You see where we’re going here?! As you can guess, there is a specific process for forming these types of relationships. Here are the basics for getting started:
1. Identify Your Influencers
Begin by researching the company blogs that would be best suited to your niche. There are several tools for finding relevant blogs to collaborate with, including:
Alltop: A curated list of quality blogs in nearly every industry.
Technorati: Another great resource for searching blogs by keyphrase.
Google: Don’t underestimate the power of good ole’ Google search.
Aim for about 30 relevant blogs. Create a spreadsheet to house your findings. It doesn’t need to be anything fancy; just columns for the blog, associated social media handles and contact information (the more direct, the better).
2. Separate Blogs Into Tiers
This is about separating the businesses you’d LOVE to partner with (think: big audiences and similar company cultures) from the ones that would “just be nice.” You’ll want to save your most desirable selections for later on, as you define your relationship-building approach.
How do you determine who’s on your “love list?” Check the Web page’s domain authority using Open Site Explorer. Also, consider the company’s social authority: How many followers do they have on social media? How many comments do their blog articles receive?
3. Get Noticed By Your “Ideal List”
If you haven’t already, subscribe to the newsletters of the business’ on your “love list.” Many of today’s autoresponder sequences for company newsletters directly ask their readers to reply back detailing their most common problem, frustration or concern.
Don’t be afraid to hit reply. And if you’ve had a personal story that demonstrates how you’ve benefited from the advice they’ve given (or product they provide), even better.
You can also share their social media posts, comment on their blog posts and provide them with resources you think would be of value. At this point, your goal is just to learn more about THEM and get noticed while doing so.
4. Reach Out to The Rest
Meanwhile, you’ll want to begin reaching out to the rest of your blog partnership list. This is literally as simple as it sounds – sending a targeted friendly email and asking for what you want.
Examples of what you may want to ask for:
- A tweet of your latest blog article.
- A guest post opportunity on their blog.
- A backlink for your site.
The caveat with all these requests? You need to have something that is 100 percent worth sharing with their audience. That means, sharing this piece of content needs to make them look good and provide their audience with value. Again, think about what would be win-win for you and them.
Once you’ve gotten used to approaching people and have received some “head nods” from the more authoritative blogs on your list, you can begin to extend your reach. Though this is by no means an overnight content distribution method, it is highly effective.

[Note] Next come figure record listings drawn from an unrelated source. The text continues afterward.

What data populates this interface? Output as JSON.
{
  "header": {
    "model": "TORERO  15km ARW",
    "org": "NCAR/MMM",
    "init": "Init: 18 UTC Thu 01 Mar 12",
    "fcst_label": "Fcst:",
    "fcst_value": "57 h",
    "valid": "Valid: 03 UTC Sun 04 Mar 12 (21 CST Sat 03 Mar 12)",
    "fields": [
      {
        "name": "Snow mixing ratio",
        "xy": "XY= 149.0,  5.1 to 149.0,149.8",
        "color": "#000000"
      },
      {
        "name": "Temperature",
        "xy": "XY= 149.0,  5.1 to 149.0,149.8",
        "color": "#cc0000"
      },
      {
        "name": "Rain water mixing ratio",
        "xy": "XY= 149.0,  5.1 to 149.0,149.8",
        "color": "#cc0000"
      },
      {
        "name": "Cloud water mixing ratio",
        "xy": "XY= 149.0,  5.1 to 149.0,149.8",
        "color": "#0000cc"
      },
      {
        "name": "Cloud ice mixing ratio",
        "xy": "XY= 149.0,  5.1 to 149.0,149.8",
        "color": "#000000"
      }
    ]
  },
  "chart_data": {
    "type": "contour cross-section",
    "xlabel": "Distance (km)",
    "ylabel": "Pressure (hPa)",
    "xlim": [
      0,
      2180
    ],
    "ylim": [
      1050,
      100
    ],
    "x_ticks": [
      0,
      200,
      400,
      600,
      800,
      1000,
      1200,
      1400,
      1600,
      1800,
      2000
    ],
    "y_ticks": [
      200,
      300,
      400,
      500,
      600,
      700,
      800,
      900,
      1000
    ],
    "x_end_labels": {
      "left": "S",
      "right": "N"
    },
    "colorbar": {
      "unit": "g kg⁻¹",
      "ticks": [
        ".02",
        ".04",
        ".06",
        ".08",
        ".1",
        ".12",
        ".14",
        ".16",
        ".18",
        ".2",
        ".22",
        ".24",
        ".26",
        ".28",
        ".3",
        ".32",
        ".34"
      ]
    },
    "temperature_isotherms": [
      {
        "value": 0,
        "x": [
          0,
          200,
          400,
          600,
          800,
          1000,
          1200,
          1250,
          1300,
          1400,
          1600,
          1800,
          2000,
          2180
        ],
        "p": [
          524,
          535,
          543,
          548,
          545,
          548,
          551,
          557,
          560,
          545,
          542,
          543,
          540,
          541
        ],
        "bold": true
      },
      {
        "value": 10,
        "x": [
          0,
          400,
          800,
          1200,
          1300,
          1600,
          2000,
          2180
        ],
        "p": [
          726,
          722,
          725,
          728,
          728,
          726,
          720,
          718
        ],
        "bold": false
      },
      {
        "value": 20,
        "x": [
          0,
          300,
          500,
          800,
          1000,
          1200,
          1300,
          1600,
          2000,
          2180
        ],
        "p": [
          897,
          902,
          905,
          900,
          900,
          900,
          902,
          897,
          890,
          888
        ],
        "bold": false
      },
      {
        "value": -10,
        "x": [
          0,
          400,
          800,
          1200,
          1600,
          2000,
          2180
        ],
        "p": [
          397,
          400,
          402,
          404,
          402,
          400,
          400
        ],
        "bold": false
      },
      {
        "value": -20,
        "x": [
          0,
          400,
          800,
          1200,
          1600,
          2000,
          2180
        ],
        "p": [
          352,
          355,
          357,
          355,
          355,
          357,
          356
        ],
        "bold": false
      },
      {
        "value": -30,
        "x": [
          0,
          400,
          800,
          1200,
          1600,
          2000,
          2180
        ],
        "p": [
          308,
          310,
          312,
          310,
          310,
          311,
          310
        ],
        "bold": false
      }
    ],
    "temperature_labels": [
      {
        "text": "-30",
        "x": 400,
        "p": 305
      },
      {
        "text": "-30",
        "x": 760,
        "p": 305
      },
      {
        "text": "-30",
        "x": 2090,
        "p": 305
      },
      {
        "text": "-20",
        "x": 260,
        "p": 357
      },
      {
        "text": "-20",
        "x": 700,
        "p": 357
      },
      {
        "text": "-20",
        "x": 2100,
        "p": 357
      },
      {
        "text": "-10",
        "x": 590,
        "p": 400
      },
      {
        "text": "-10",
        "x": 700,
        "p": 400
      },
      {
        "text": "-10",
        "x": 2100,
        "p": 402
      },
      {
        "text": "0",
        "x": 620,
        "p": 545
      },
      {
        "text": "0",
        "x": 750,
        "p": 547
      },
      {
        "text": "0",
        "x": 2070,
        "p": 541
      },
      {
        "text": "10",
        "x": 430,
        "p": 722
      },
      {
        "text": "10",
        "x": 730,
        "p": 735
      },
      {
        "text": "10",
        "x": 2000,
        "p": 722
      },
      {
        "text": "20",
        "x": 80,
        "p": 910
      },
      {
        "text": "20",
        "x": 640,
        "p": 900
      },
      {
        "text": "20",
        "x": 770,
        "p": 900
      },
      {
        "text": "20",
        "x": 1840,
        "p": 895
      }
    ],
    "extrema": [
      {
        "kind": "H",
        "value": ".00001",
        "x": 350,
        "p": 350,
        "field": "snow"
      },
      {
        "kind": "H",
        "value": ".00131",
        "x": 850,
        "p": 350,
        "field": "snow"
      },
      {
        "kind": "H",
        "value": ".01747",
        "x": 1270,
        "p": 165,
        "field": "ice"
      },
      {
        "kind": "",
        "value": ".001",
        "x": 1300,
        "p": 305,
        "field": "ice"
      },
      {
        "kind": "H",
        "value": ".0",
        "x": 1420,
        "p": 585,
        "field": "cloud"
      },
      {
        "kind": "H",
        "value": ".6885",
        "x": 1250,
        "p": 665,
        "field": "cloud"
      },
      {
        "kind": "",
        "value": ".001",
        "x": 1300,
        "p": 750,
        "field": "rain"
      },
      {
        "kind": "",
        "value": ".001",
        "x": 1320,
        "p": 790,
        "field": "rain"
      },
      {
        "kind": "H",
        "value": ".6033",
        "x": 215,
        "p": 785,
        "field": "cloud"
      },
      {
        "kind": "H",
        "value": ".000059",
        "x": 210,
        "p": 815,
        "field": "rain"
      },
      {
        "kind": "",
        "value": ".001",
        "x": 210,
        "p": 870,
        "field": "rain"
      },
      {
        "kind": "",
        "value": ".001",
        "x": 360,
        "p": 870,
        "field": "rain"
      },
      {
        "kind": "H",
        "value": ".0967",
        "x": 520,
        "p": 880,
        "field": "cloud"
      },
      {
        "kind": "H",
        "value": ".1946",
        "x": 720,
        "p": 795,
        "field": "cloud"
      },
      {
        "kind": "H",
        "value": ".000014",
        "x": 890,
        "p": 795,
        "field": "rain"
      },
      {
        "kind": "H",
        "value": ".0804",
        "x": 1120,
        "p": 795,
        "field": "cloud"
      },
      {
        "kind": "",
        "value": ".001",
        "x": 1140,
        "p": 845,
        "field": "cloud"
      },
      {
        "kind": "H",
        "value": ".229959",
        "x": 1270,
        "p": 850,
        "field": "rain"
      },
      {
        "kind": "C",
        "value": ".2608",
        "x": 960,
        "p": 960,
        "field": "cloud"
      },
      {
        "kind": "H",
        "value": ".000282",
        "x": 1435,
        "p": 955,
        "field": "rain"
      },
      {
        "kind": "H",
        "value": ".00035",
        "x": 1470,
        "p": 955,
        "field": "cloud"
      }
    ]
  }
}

Finally, research consistently shows those who document their strategies are more effective in nearly ALL areas of content marketing (e.g. content curation, social media and paid methods of distribution). When surveyed, only 32 percent of respondents surveyed said they have a documented strategy, according to The Content Marketing Institute’s latest report.
Translation: Document your content marketing distribution strategy, review your progress and modify as needed!